Pattern clustering across cell types#

Since many patterns are similar and recur across cell types, we cluster them into groups and compare the importance of each matched motif over all cell types. We cluster all separate patterns with crested.tl.modisco.process_patterns() and summarise them into a pattern matrix with crested.tl.modisco.create_pattern_matrix().

crested.tl.modisco.process_patterns() IC-trims every pattern, computes the full pairwise TOMTOM similarity (-log10(p), via memesuite-lite), turns it into a distance, and runs agglomerative hierarchical clustering (linkage_method="average") cut at sim_threshold — deterministic and order-independent (pass clustering="greedy" for the older order-dependent leader clustering). Each cluster keeps one representative motif (the logo shown, and the PPM later matched to a TF), chosen by representative: "n_seqlets" (default) uses the most-supported instance, "ic_total" the most complete motif, and "ic_mean" the legacy choice that biases toward short motifs. Raise sim_threshold for more, tighter clusters.

# Then we cluster matching patterns, and define a pattern matrix [#classes, #patterns] describing their importance
all_patterns = crested.tl.modisco.process_patterns(
    matched_files,
    sim_threshold=6,             # −log10(p) TOMTOM cut: higher = more, tighter clusters
    trim_ic_threshold=0.03,        # IC flank trimming before similarity
    discard_ic_threshold=0.2,      # drop low-IC single-class clusters
    clustering="agglomerative",    # deterministic, order-independent (previously "greedy")
    linkage_method="average",      # controls chaining better than single linkage
    sort_by="n_seqlets",           # cluster ids ordered by total seqlet support
    representative="n_seqlets",    # cluster's shown/matched motif = most-supported instance
    verbose=True,
)
pattern_matrix = crested.tl.modisco.create_pattern_matrix(
    classes=list(adata.obs_names),
    all_patterns=all_patterns,
    normalize=False,
    pattern_parameter="seqlet_count_log",
)
pattern_matrix.shape

# Optional: save the matched patterns if you want to re-use them later
with open("modisco_results_ft_2000/all_patterns.pkl", 'wb') as f:
    pickle.dump(all_patterns, f)

Now we can plot a clustermap of cell types/classes and patterns, where the classes are clustered purely on pattern importance with crested.tl.modisco.generate_nucleotide_sequences() and crested.pl.modisco.clustermap()

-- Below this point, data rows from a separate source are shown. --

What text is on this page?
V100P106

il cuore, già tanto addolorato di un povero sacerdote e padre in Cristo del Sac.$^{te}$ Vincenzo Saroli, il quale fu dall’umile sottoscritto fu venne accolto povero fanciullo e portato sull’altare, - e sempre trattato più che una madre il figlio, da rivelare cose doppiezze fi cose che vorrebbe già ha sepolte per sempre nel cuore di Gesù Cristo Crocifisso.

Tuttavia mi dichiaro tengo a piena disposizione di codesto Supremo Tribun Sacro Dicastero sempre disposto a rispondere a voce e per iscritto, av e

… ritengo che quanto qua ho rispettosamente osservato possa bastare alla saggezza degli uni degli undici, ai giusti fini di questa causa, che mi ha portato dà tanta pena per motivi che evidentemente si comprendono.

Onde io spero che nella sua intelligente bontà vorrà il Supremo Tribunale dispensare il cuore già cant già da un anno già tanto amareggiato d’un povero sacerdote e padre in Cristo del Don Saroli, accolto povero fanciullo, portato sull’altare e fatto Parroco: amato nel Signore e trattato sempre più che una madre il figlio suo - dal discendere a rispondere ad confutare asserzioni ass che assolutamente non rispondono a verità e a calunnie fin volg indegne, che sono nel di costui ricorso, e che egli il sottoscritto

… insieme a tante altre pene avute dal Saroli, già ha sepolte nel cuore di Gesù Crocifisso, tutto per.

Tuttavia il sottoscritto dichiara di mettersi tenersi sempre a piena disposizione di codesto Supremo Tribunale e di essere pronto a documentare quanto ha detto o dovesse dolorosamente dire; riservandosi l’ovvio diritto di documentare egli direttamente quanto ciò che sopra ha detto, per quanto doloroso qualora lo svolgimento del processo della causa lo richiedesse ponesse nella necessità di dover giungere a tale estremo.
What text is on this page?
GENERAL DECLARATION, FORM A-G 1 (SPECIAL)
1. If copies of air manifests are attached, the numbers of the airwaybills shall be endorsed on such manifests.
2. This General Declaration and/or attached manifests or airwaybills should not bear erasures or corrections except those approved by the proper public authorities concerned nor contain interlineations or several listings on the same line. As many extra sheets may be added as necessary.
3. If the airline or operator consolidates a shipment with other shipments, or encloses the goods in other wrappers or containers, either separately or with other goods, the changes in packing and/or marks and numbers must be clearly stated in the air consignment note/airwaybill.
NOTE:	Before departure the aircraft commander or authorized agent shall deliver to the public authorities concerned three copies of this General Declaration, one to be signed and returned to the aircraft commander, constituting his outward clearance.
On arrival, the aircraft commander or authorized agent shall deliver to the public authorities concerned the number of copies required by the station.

pat_seqs = crested.tl.modisco.generate_nucleotide_sequences(all_patterns)
crested.pl.modisco.clustermap(
    pattern_matrix,
    list(adata.obs_names),
    width=25,
    height=4.2,
    pat_seqs=pat_seqs,
    grid=True,
    dendrogram_ratio=(0.03, 0.15),
    importance_threshold=4,
)

<seaborn.matrix.ClusterGrid at 0x7f99c4222f10>

../_images/81731cb6e191fc65d03ab282088dd6c78e0d407d29863eb8bf84c9a87acf56f1.png

If you have the horizontal space for it, you can also add the PWM/contribution logos to the x-axis.

crested.pl.modisco.clustermap_with_pwm_logos(
    pattern_matrix,
    list(adata.obs_names),
    pattern_dict=all_patterns,
    width=50,
    height=4.2,
    grid=True,
    dendrogram_ratio=(0.03, 0.15),
    importance_threshold=4,
    logo_x_multiplier=1,
    logo_height_fraction=0.35,
    logo_y_padding=0.25,
)

<seaborn.matrix.ClusterGrid at 0x7f99d036ad90>

../_images/f5bbe438148b431984f4beed1c7d2067572255011bce4e8f25894e5df9baf202.png

We can also subset to classes we are interested in and want to compare in more detail.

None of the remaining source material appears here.